Stream ecosystem responses to spatially variable land cover: an empirically based model for developing riparian restoration strategies

1. The restoration of native, forested riparian habitats is a widely accepted method for improving degraded streams. Little is known, however, about how the width, extent and continuity of forested vegetation along stream networks affect stream ecosystems. 2. To increase the likelihood of achieving restoration goals, restoration practitioners require quantitative tools to guide the development of restoration strategies in different catchment settings. We present an empirically based model that establishes a relationship between a 'stress' imposed at different locations along a stream by the spatial pattern of land cover within catchments, and the response of biologically determined ecosystem characteristics to this stress.

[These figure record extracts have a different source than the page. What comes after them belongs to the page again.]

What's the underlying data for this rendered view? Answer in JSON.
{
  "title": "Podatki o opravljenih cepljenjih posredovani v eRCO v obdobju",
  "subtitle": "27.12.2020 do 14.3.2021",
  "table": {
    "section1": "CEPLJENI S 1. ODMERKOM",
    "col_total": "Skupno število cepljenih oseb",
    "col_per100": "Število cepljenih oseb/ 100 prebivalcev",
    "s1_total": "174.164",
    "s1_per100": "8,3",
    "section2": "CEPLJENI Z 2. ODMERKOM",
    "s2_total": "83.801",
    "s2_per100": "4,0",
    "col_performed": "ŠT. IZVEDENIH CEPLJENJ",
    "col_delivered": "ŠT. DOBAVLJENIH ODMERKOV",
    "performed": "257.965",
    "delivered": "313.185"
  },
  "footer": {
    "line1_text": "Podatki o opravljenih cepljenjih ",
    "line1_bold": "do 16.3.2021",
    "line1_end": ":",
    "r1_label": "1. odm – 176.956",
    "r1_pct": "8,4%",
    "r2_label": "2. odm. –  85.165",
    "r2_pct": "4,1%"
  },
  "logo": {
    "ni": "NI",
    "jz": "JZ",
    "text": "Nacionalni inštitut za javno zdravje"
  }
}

The model provides a spatially explicit, quantitative framework for predicting the effects of changes in catchment land cover composition and spatial configuration on specific characteristics of stream ecosystems. 3. We used geospatial datasets and biological data for attached algae and benthic macroinvertebrates in streams to estimate model parameters for 40 sites in 33 distinct catchments within the mid-Atlantic Piedmont region of the eastern U.S. Model parameters were estimated using a genetic optimisation algorithm. R² values for the resulting relationships between catchment land cover and biological characteristics of streams were substantially improved over R² values for spatially aggregated regression models based on whole-catchment land cover. 4. Using model parameters estimated for the mid-Atlantic Piedmont, we show how the model can be used to guide restoration planning in a case study of a small catchment. The model predicts the quantitative change in biological characteristics of the stream, such as indices of species diversity and species composition, that would occur with the implementation of a hypothetical restoration project.